An bestimmten Tagen, die jedoch nur einem eingeweihten Kreis bekannt waren, wurden in einem Hinterzimmer des Casinos Pokerabende durchgeführt, bei denen um größere Summen gespielt wurde. Seit einiger Zeit gehörte zu diesem eingeweihten Kreis auch Christoph Scholz, der bisher aber nur wenig Glück mit größeren Gewinnen hatte, sodass sein Konto zu seinem Leidwesen merklich abnahm. Die Besitzerin hatte Christoph bereits seit längerer Zeit beobachtet und empfand immer mehr zunehmende Sympathie für ihn. Vor vier Wochen hatte sie Christoph ihre Leidenschaft zu ihm gestanden, wovon er spürbar überrascht war, denn seine ganze Aufmerksamkeit hatte bisher lediglich dem Spielen gegolten. Christoph konnte anfangs nicht mit der Sympathie der Casinobesitzerin umgehen, aber ihr stetiges Werben um seine Gunst beeindruckte ihn immer stärker und er konnte sich ein Verhältnis vorstellen, wobei es bis zum heutigen Zeitpunkt noch nicht zum Austausch von Intimitäten, bis auf einige flüchtige Küsse, gekommen war. Sie hatte Christoph bereits einige Male eine Zusammenkunft außerhalb des Casinos vorgeschlagen, was er bisher ständig abgelehnt hatte, aber er wusste nicht, wie lange er dem ständigen Werben der schönen Casinobesitzerin wiederstehen konnte.

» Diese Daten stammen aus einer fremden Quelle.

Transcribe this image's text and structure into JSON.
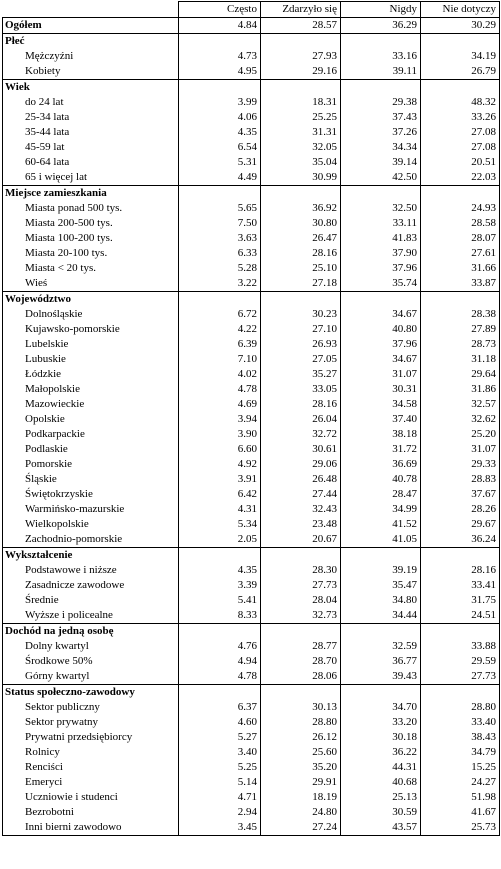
{
  "columns": [
    "Często",
    "Zdarzyło się",
    "Nigdy",
    "Nie dotyczy"
  ],
  "total": {
    "label": "Ogółem",
    "values": [
      "4.84",
      "28.57",
      "36.29",
      "30.29"
    ]
  },
  "groups": [
    {
      "title": "Płeć",
      "rows": [
        {
          "label": "Mężczyźni",
          "values": [
            "4.73",
            "27.93",
            "33.16",
            "34.19"
          ]
        },
        {
          "label": "Kobiety",
          "values": [
            "4.95",
            "29.16",
            "39.11",
            "26.79"
          ]
        }
      ]
    },
    {
      "title": "Wiek",
      "rows": [
        {
          "label": "do 24 lat",
          "values": [
            "3.99",
            "18.31",
            "29.38",
            "48.32"
          ]
        },
        {
          "label": "25-34 lata",
          "values": [
            "4.06",
            "25.25",
            "37.43",
            "33.26"
          ]
        },
        {
          "label": "35-44 lata",
          "values": [
            "4.35",
            "31.31",
            "37.26",
            "27.08"
          ]
        },
        {
          "label": "45-59 lat",
          "values": [
            "6.54",
            "32.05",
            "34.34",
            "27.08"
          ]
        },
        {
          "label": "60-64 lata",
          "values": [
            "5.31",
            "35.04",
            "39.14",
            "20.51"
          ]
        },
        {
          "label": "65 i więcej lat",
          "values": [
            "4.49",
            "30.99",
            "42.50",
            "22.03"
          ]
        }
      ]
    },
    {
      "title": "Miejsce zamieszkania",
      "rows": [
        {
          "label": "Miasta ponad 500 tys.",
          "values": [
            "5.65",
            "36.92",
            "32.50",
            "24.93"
          ]
        },
        {
          "label": "Miasta 200-500 tys.",
          "values": [
            "7.50",
            "30.80",
            "33.11",
            "28.58"
          ]
        },
        {
          "label": "Miasta 100-200 tys.",
          "values": [
            "3.63",
            "26.47",
            "41.83",
            "28.07"
          ]
        },
        {
          "label": "Miasta 20-100 tys.",
          "values": [
            "6.33",
            "28.16",
            "37.90",
            "27.61"
          ]
        },
        {
          "label": "Miasta < 20 tys.",
          "values": [
            "5.28",
            "25.10",
            "37.96",
            "31.66"
          ]
        },
        {
          "label": "Wieś",
          "values": [
            "3.22",
            "27.18",
            "35.74",
            "33.87"
          ]
        }
      ]
    },
    {
      "title": "Województwo",
      "rows": [
        {
          "label": "Dolnośląskie",
          "values": [
            "6.72",
            "30.23",
            "34.67",
            "28.38"
          ]
        },
        {
          "label": "Kujawsko-pomorskie",
          "values": [
            "4.22",
            "27.10",
            "40.80",
            "27.89"
          ]
        },
        {
          "label": "Lubelskie",
          "values": [
            "6.39",
            "26.93",
            "37.96",
            "28.73"
          ]
        },
        {
          "label": "Lubuskie",
          "values": [
            "7.10",
            "27.05",
            "34.67",
            "31.18"
          ]
        },
        {
          "label": "Łódzkie",
          "values": [
            "4.02",
            "35.27",
            "31.07",
            "29.64"
          ]
        },
        {
          "label": "Małopolskie",
          "values": [
            "4.78",
            "33.05",
            "30.31",
            "31.86"
          ]
        },
        {
          "label": "Mazowieckie",
          "values": [
            "4.69",
            "28.16",
            "34.58",
            "32.57"
          ]
        },
        {
          "label": "Opolskie",
          "values": [
            "3.94",
            "26.04",
            "37.40",
            "32.62"
          ]
        },
        {
          "label": "Podkarpackie",
          "values": [
            "3.90",
            "32.72",
            "38.18",
            "25.20"
          ]
        },
        {
          "label": "Podlaskie",
          "values": [
            "6.60",
            "30.61",
            "31.72",
            "31.07"
          ]
        },
        {
          "label": "Pomorskie",
          "values": [
            "4.92",
            "29.06",
            "36.69",
            "29.33"
          ]
        },
        {
          "label": "Śląskie",
          "values": [
            "3.91",
            "26.48",
            "40.78",
            "28.83"
          ]
        },
        {
          "label": "Świętokrzyskie",
          "values": [
            "6.42",
            "27.44",
            "28.47",
            "37.67"
          ]
        },
        {
          "label": "Warmińsko-mazurskie",
          "values": [
            "4.31",
            "32.43",
            "34.99",
            "28.26"
          ]
        },
        {
          "label": "Wielkopolskie",
          "values": [
            "5.34",
            "23.48",
            "41.52",
            "29.67"
          ]
        },
        {
          "label": "Zachodnio-pomorskie",
          "values": [
            "2.05",
            "20.67",
            "41.05",
            "36.24"
          ]
        }
      ]
    },
    {
      "title": "Wykształcenie",
      "rows": [
        {
          "label": "Podstawowe i niższe",
          "values": [
            "4.35",
            "28.30",
            "39.19",
            "28.16"
          ]
        },
        {
          "label": "Zasadnicze zawodowe",
          "values": [
            "3.39",
            "27.73",
            "35.47",
            "33.41"
          ]
        },
        {
          "label": "Średnie",
          "values": [
            "5.41",
            "28.04",
            "34.80",
            "31.75"
          ]
        },
        {
          "label": "Wyższe i policealne",
          "values": [
            "8.33",
            "32.73",
            "34.44",
            "24.51"
          ]
        }
      ]
    },
    {
      "title": "Dochód na jedną osobę",
      "rows": [
        {
          "label": "Dolny kwartyl",
          "values": [
            "4.76",
            "28.77",
            "32.59",
            "33.88"
          ]
        },
        {
          "label": "Środkowe 50%",
          "values": [
            "4.94",
            "28.70",
            "36.77",
            "29.59"
          ]
        },
        {
          "label": "Górny kwartyl",
          "values": [
            "4.78",
            "28.06",
            "39.43",
            "27.73"
          ]
        }
      ]
    },
    {
      "title": "Status społeczno-zawodowy",
      "rows": [
        {
          "label": "Sektor publiczny",
          "values": [
            "6.37",
            "30.13",
            "34.70",
            "28.80"
          ]
        },
        {
          "label": "Sektor prywatny",
          "values": [
            "4.60",
            "28.80",
            "33.20",
            "33.40"
          ]
        },
        {
          "label": "Prywatni przedsiębiorcy",
          "values": [
            "5.27",
            "26.12",
            "30.18",
            "38.43"
          ]
        },
        {
          "label": "Rolnicy",
          "values": [
            "3.40",
            "25.60",
            "36.22",
            "34.79"
          ]
        },
        {
          "label": "Renciści",
          "values": [
            "5.25",
            "35.20",
            "44.31",
            "15.25"
          ]
        },
        {
          "label": "Emeryci",
          "values": [
            "5.14",
            "29.91",
            "40.68",
            "24.27"
          ]
        },
        {
          "label": "Uczniowie i studenci",
          "values": [
            "4.71",
            "18.19",
            "25.13",
            "51.98"
          ]
        },
        {
          "label": "Bezrobotni",
          "values": [
            "2.94",
            "24.80",
            "30.59",
            "41.67"
          ]
        },
        {
          "label": "Inni bierni zawodowo",
          "values": [
            "3.45",
            "27.24",
            "43.57",
            "25.73"
          ]
        }
      ]
    }
  ]
}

Christoph Scholz war mit dem Grillen der Bratwürste fertig und seine Gattin hatte für beide noch eine schöne Flasche Rotwein geöffnet, denn sie wusste, dass ihr Mann gern ein Glas Rotwein trank. Beide saßen am Tisch auf der Terrasse und Frau Scholz hatte zusätzlich einige kleine Happen Gemüse zubereitet. Die Abendluft war noch sehr mild und beide verweilten auf der Terrasse und genossen den Rotwein, wobei sie sich in ihren Gesprächen an ihre ersten Treffen erinnerten und immer fröhlicher und ausgelassener wurden. Während des Gespräches klingelte plötzlich das Handy von Frau Scholz und Christoph gab ihr mit einem Wink zu verstehen, dass sie getrost diesen Anruf entgegennehmen konnte.

„Ja, bitte“, meldete sie sich und lauschte dem Anrufer.

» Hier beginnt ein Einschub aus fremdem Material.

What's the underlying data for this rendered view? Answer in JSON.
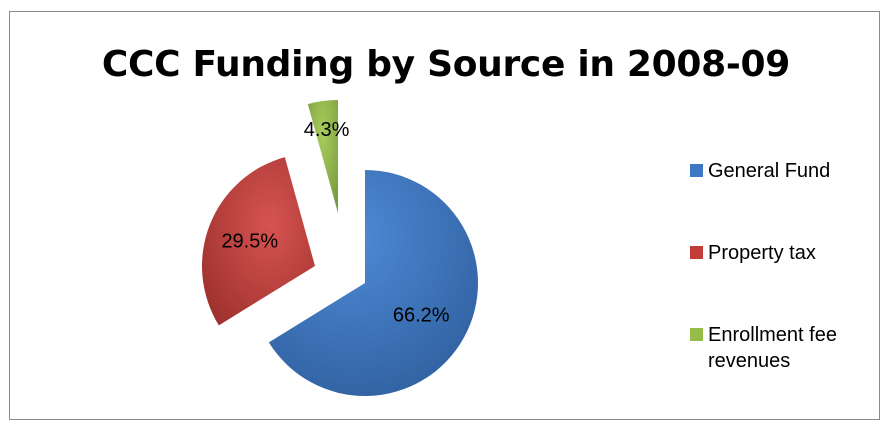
{
  "chart_data": {
    "type": "pie",
    "title": "CCC Funding by Source in 2008-09",
    "categories": [
      "General Fund",
      "Property tax",
      "Enrollment fee revenues"
    ],
    "values": [
      66.2,
      29.5,
      4.3
    ],
    "data_labels": [
      "66.2%",
      "29.5%",
      "4.3%"
    ],
    "colors": [
      "#3f78c2",
      "#c23d3a",
      "#95bb49"
    ],
    "exploded": true,
    "legend_position": "right"
  }
}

„Nein, das geht auf keinen Fall“, sagte Frau Scholz zu dem Gesprächspartner, der aber anscheinend diese Ablehnung nicht hinnehmen wollte.

„Ich sagte ihnen bereits, dass ich heute und wahrscheinlich das gesamte Wochenende zu Hause bleibe und mich in Ruhe erholen will“, widerholte sie ihre Ablehnung, ohne das Gespräch zu beenden.

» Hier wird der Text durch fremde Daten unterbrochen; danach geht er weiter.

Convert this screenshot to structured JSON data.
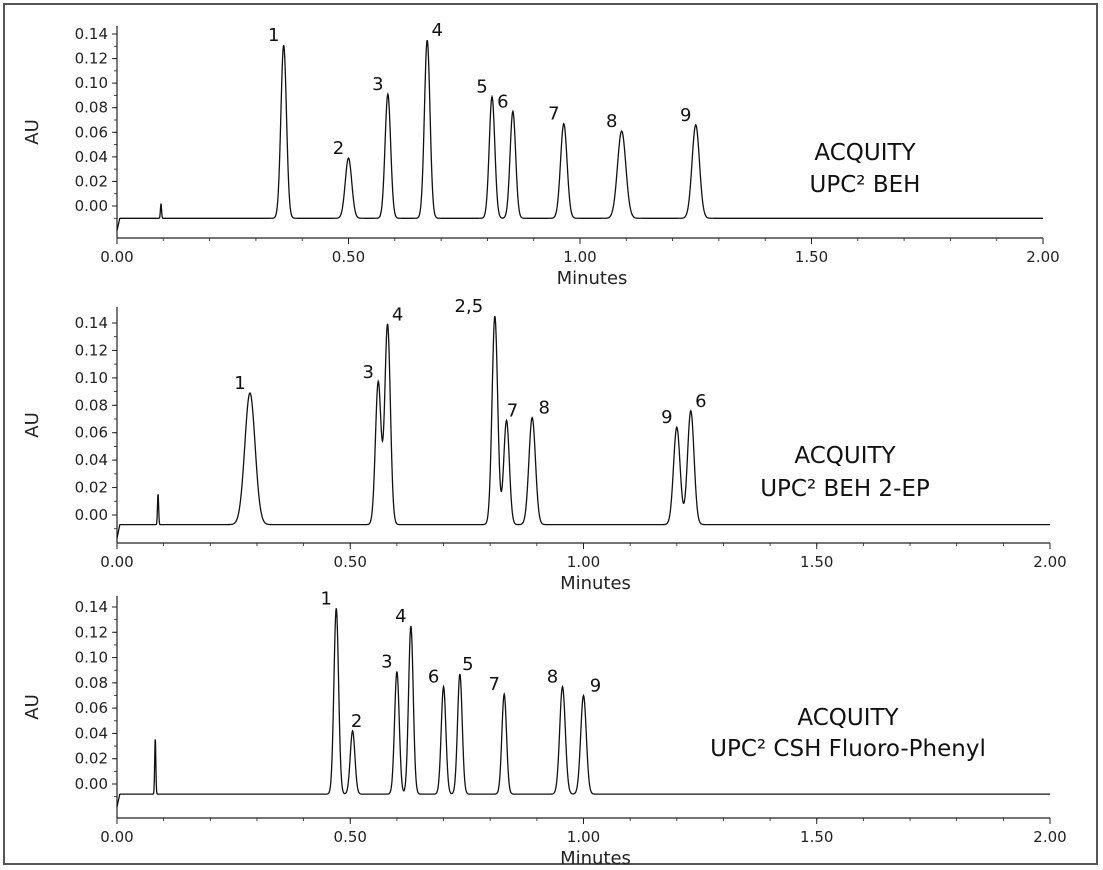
{
  "chart_data": [
    {
      "type": "line",
      "title": "",
      "column_label": [
        "ACQUITY",
        "UPC² BEH"
      ],
      "xlabel": "Minutes",
      "ylabel": "AU",
      "xlim": [
        0,
        2.0
      ],
      "ylim": [
        -0.014,
        0.146
      ],
      "xticks": [
        "0.00",
        "0.50",
        "1.00",
        "1.50",
        "2.00"
      ],
      "yticks": [
        "0.00",
        "0.02",
        "0.04",
        "0.06",
        "0.08",
        "0.10",
        "0.12",
        "0.14"
      ],
      "baseline": -0.01,
      "injection": {
        "x": 0.095,
        "y": 0.002
      },
      "peaks": [
        {
          "label": "1",
          "x": 0.36,
          "y": 0.131,
          "w": 0.006
        },
        {
          "label": "2",
          "x": 0.5,
          "y": 0.039,
          "w": 0.007
        },
        {
          "label": "3",
          "x": 0.585,
          "y": 0.091,
          "w": 0.006
        },
        {
          "label": "4",
          "x": 0.67,
          "y": 0.135,
          "w": 0.006
        },
        {
          "label": "5",
          "x": 0.81,
          "y": 0.089,
          "w": 0.006
        },
        {
          "label": "6",
          "x": 0.855,
          "y": 0.077,
          "w": 0.006
        },
        {
          "label": "7",
          "x": 0.965,
          "y": 0.067,
          "w": 0.007
        },
        {
          "label": "8",
          "x": 1.09,
          "y": 0.061,
          "w": 0.009
        },
        {
          "label": "9",
          "x": 1.25,
          "y": 0.066,
          "w": 0.008
        }
      ]
    },
    {
      "type": "line",
      "title": "",
      "column_label": [
        "ACQUITY",
        "UPC² BEH 2-EP"
      ],
      "xlabel": "Minutes",
      "ylabel": "AU",
      "xlim": [
        0,
        2.0
      ],
      "ylim": [
        -0.014,
        0.146
      ],
      "xticks": [
        "0.00",
        "0.50",
        "1.00",
        "1.50",
        "2.00"
      ],
      "yticks": [
        "0.00",
        "0.02",
        "0.04",
        "0.06",
        "0.08",
        "0.10",
        "0.12",
        "0.14"
      ],
      "baseline": -0.007,
      "injection": {
        "x": 0.088,
        "y": 0.016
      },
      "peaks": [
        {
          "label": "1",
          "x": 0.285,
          "y": 0.089,
          "w": 0.011
        },
        {
          "label": "3",
          "x": 0.56,
          "y": 0.097,
          "w": 0.006
        },
        {
          "label": "4",
          "x": 0.58,
          "y": 0.139,
          "w": 0.006
        },
        {
          "label": "2,5",
          "x": 0.81,
          "y": 0.145,
          "w": 0.006
        },
        {
          "label": "7",
          "x": 0.835,
          "y": 0.069,
          "w": 0.006
        },
        {
          "label": "8",
          "x": 0.89,
          "y": 0.071,
          "w": 0.007
        },
        {
          "label": "9",
          "x": 1.2,
          "y": 0.064,
          "w": 0.007
        },
        {
          "label": "6",
          "x": 1.23,
          "y": 0.076,
          "w": 0.007
        }
      ]
    },
    {
      "type": "line",
      "title": "",
      "column_label": [
        "ACQUITY",
        "UPC² CSH Fluoro-Phenyl"
      ],
      "xlabel": "Minutes",
      "ylabel": "AU",
      "xlim": [
        0,
        2.0
      ],
      "ylim": [
        -0.014,
        0.146
      ],
      "xticks": [
        "0.00",
        "0.50",
        "1.00",
        "1.50",
        "2.00"
      ],
      "yticks": [
        "0.00",
        "0.02",
        "0.04",
        "0.06",
        "0.08",
        "0.10",
        "0.12",
        "0.14"
      ],
      "baseline": -0.008,
      "injection": {
        "x": 0.082,
        "y": 0.037
      },
      "peaks": [
        {
          "label": "1",
          "x": 0.47,
          "y": 0.139,
          "w": 0.005
        },
        {
          "label": "2",
          "x": 0.505,
          "y": 0.042,
          "w": 0.005
        },
        {
          "label": "3",
          "x": 0.6,
          "y": 0.089,
          "w": 0.005
        },
        {
          "label": "4",
          "x": 0.63,
          "y": 0.125,
          "w": 0.005
        },
        {
          "label": "6",
          "x": 0.7,
          "y": 0.077,
          "w": 0.005
        },
        {
          "label": "5",
          "x": 0.735,
          "y": 0.087,
          "w": 0.005
        },
        {
          "label": "7",
          "x": 0.83,
          "y": 0.071,
          "w": 0.005
        },
        {
          "label": "8",
          "x": 0.955,
          "y": 0.077,
          "w": 0.006
        },
        {
          "label": "9",
          "x": 1.0,
          "y": 0.07,
          "w": 0.006
        }
      ]
    }
  ]
}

Sie lauschte weiterhin dem Anrufer und sagte später: „Ich beende das Gespräch und wünsche ihnen ein schönes Wochenende.“ Sie schaltete das Handy aus und schaute zu ihrem Mann, der neugierig fragte: „Der Anrufer schien ziemlich aufdringlich?“

„Ja“, sagte sie und wirkte etwas abwesend.

„Kann ich dir helfen?“, fragte Christoph.

„Ist lieb von dir, aber es war nichts von Bedeutung.“

Frau Scholz verschwieg ihrem Mann, dass der Anrufer ihr Liebhaber war, der sich am Wochenende mit ihr treffen wollte. Sie hatte ihn abgewiesen, weil sie den schönen Abend und möglicherweise das gesamte Wochenende mit Christoph verbringen wollte. Die letzten Stunden und das schöne offene Gespräch mit ihrem Mann erweckten in ihr die Hoffnung auf eine Versöhnung mit Christoph, der nicht abgeneigt war, denn innerlich liebte sie ihren Mann noch immer. Die Eheleute scherzten weiter und waren bester Stimmung und kamen sich auch gefühlsmäßig offenbar wieder näher. Inmitten dieser Gespräche läutete das Handy von Christoph und er schaute seine Frau fragend an, welche zustimmend nickte und er meldete sich: „Scholz.“

Die Anruferin war die Besitzerin des Spielcasinos und Christoph war überrascht. „Was kann ich für sie tun?“, fragte er verdutzt.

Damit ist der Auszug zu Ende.